Antarctic minke whales engage in an underwater feeding frenzy, filling their huge mouths up to 100 times an hour as they gorge on prawn-like krill during the summer, new research showed Friday.
The Australian Antarctic Division said it was the first time that the feeding behaviour of the animals under the sea ice had been recorded, and the frenetic pace of the activity was unexpected.
"We were really surprised," the division's chief scientist Nick Gales told AFP.
"To actually see it and to see the incredible number (of lunges at food) and how cleverly they were able to use their behaviour to exploit the krill under the sea ice was amazing to see."
Like other baleen whales, the minkes lunge forward with their mouths wide open to collect food, taking on a large volume of water which they then spill out as they trap the fish inside.
While the huge blue whale will only do two or three such lunges during a dive for food, the smaller minke can do more than 20, sometimes at the rate of one every 30 seconds.

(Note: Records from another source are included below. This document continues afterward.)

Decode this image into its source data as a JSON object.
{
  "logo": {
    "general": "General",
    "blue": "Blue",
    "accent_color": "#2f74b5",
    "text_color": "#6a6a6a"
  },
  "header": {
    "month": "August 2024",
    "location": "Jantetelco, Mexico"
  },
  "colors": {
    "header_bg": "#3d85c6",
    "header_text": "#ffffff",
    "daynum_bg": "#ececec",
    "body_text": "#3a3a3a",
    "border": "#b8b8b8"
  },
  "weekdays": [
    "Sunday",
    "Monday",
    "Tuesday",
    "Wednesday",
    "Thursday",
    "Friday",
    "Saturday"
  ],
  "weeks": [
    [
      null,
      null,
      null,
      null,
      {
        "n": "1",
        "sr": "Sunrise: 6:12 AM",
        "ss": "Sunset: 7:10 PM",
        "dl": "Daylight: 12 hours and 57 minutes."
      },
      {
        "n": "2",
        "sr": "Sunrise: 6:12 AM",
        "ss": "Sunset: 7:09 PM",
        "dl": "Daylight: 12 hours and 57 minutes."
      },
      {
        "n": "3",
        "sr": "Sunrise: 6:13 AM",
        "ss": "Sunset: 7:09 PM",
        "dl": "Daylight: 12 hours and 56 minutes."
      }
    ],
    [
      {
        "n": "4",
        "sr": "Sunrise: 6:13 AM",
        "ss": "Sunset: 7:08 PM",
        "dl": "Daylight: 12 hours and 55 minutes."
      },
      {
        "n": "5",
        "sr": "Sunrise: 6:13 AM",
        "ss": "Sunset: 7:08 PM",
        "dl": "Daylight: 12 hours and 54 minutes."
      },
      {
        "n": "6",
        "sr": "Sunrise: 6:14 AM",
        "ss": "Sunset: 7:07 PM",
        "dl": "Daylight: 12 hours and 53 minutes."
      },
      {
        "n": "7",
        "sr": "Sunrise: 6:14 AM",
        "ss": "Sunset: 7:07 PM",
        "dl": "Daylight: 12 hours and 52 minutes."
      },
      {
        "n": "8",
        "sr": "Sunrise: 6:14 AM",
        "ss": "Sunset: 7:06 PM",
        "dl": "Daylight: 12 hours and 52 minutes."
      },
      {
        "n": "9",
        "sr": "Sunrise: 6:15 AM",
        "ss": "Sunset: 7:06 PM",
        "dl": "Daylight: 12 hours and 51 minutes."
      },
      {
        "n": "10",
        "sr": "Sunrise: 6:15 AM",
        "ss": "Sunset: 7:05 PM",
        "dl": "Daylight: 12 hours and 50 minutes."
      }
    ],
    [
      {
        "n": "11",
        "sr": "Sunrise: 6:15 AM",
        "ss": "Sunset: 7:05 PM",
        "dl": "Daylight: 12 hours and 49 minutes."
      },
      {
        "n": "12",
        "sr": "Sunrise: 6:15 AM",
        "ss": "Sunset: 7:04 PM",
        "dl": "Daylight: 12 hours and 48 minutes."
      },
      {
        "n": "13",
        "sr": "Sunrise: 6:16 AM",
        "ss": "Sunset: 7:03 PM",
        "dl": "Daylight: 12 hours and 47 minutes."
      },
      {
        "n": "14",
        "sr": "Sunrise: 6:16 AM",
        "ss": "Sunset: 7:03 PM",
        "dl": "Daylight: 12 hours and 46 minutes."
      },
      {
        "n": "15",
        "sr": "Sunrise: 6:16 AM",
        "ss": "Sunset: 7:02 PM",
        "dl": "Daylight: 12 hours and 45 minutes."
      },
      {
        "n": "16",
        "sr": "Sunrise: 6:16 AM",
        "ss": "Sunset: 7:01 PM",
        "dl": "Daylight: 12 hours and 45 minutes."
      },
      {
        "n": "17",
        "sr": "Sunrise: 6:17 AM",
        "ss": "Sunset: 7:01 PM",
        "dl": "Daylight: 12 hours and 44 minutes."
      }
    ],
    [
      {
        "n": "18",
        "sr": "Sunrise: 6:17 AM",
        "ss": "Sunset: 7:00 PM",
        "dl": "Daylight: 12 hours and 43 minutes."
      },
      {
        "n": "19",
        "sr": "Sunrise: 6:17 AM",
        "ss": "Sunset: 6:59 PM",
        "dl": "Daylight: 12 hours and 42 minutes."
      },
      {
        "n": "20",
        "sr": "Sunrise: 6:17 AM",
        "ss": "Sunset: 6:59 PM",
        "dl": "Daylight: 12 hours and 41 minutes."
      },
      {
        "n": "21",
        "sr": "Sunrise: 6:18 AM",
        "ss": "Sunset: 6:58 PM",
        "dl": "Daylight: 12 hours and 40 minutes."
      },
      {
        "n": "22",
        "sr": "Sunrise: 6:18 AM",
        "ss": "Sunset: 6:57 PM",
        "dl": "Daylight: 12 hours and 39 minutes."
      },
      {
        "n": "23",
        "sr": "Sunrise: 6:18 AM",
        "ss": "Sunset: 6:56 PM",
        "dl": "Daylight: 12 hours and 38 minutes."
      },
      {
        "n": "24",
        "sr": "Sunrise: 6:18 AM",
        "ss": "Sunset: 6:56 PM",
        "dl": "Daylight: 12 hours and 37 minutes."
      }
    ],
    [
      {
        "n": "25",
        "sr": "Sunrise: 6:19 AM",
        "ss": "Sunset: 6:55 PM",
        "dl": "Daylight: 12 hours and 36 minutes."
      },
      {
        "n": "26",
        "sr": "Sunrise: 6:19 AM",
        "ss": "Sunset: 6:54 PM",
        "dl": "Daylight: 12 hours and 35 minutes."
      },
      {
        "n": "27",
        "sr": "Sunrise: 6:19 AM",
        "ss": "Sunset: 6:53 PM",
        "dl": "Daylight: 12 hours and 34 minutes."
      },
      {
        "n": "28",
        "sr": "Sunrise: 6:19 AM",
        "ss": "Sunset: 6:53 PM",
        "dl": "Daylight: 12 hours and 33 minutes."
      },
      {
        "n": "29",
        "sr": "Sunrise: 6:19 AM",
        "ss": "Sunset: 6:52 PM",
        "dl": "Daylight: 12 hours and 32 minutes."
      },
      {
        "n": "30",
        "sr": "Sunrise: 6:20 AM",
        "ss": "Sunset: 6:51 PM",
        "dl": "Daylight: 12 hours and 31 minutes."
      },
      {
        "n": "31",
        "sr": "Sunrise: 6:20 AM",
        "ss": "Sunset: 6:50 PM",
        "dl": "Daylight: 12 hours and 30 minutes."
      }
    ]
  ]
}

"It's bloody hard work living down in Antarctica getting your prey and these guys when they find their patch they work incredibly hard exploiting what prey is there," Gales said.
"This is by far the most frequent number of lunges in this sort of feeding that any baleen whale has ever been recorded to do."
The recordings were made possible by satellite tags attached by Australian and US scientists to the animals off the west Antarctic Peninsula in 2013.
The tags measured the orientation, depth and acceleration of the whales, Gales said, adding that the study also found that the minke's length of nearly nine metres (30 feet) gave them access under the ice to areas the larger blue whale could not reach.
"The minke's preferred prey, Antarctic krill, aggregate under the sea ice and attract the whales to the area, leading to these feeding frenzies," Gales added in a statement.
"Any future change in sea ice has the potential to impact on the minke whales' foraging habits."
Gales said prior to the study, published in the Journal of Experimental Biology, the movements and diving behaviour of these whales were a mystery.
But the work exposed a successful strategy by which the animals could fatten during the southern hemisphere summer when there was a lot of food available to them in Antarctica.
"It's a really, well, uniquely evolved strategy for getting krill, that's why they are so successful. There are probably over half a million minke whales in all the oceans around Antarctica," he said.
The study was part of the Australian-led Southern Ocean Research Partnership, which is endorsed by the International Whaling Commission.